山縣大貳は『柳子新論』といふ著作で、當時(江戸時代)の名前の亂れを指摘してゐる。浪人や百姓、町人、穢多非人までもが、例へば「○○兵衞」と名乘る。


「兵衞」は本來は「べゑ」ではなく「ひやうゑ」で、今日で謂へば防衛大臣を指す一般名詞である。「權兵衞」が副大臣と謂つた處か。


我々は「非人の十兵衞」なんて聞いても特に違和感は感じない。江戸時代の人もさうだつたらしい。だが山縣大貳にとつては、それは名の亂れで、政治の亂れが具現化したものである。

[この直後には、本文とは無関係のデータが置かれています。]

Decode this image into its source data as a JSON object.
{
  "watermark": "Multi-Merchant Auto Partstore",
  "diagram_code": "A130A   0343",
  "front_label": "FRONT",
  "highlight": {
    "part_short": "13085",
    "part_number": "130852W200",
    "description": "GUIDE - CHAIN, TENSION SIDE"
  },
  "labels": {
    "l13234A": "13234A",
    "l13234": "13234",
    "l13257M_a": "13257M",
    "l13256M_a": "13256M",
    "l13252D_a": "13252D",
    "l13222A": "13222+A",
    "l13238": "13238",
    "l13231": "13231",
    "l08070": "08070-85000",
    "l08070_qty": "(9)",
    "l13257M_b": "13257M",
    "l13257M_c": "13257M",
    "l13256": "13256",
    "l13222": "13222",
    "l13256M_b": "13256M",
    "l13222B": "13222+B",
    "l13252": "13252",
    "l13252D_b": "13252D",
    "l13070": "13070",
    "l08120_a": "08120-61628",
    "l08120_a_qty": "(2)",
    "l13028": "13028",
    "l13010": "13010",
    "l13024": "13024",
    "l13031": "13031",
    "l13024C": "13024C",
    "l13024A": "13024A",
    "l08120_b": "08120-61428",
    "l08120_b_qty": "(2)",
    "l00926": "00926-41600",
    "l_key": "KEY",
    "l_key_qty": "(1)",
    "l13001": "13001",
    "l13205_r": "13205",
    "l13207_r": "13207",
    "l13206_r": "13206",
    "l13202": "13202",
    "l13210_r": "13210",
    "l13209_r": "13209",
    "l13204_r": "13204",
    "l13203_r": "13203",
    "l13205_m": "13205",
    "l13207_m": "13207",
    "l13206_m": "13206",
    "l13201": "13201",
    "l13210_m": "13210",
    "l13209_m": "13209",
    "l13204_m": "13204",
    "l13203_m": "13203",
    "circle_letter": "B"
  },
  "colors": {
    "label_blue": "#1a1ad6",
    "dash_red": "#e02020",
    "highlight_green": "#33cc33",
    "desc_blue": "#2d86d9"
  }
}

山縣大貳が特に許せなかつたのは、たかが「將軍」が皇帝のやうに實際の政治権力を握つてゐる事であつた。そのために山縣は將軍の放伐を主張する。


山縣は儒者だから放伐も革命も肯定してゐる。しかし不思議な事に、將軍を放伐しろとは主張しても天皇家を放伐しろとは主張しない。


朱子學の論理で考へれば天皇家が政治の實權を失ひつつあるのは天命が天皇家を離れつつあるのだから、天皇家を放伐して將軍が眞の皇帝に即位すれば良いだけの話だ。易姓革命といふ。


それなのに日本の儒者はかうした事を主張どころか考へもしてゐないやうなのである。名を正す、とはあくまでも倒幕であつて天皇制打倒ではないのだ。


いまさらだが、日本と支那は異質な社會である。それを官名だけ支那から輸入して實態は日本式のままだから、名が亂れるのは當り前なのである。


だからといつて、山縣大貳が單純に夢想したやうに本來の意味で名を正せば、日本は日本ではなくなつてしまふ。


だからと言つて支那にも成れず、恐らくは似非支那社會が出來て、我々は似非支那人として生きる事になる。今日の我々が僞西洋社會に生きる僞毛唐であるやうに。


ともあれ山縣の『柳子新論』が明治維新を用意した思想の一つであることは間違ひない。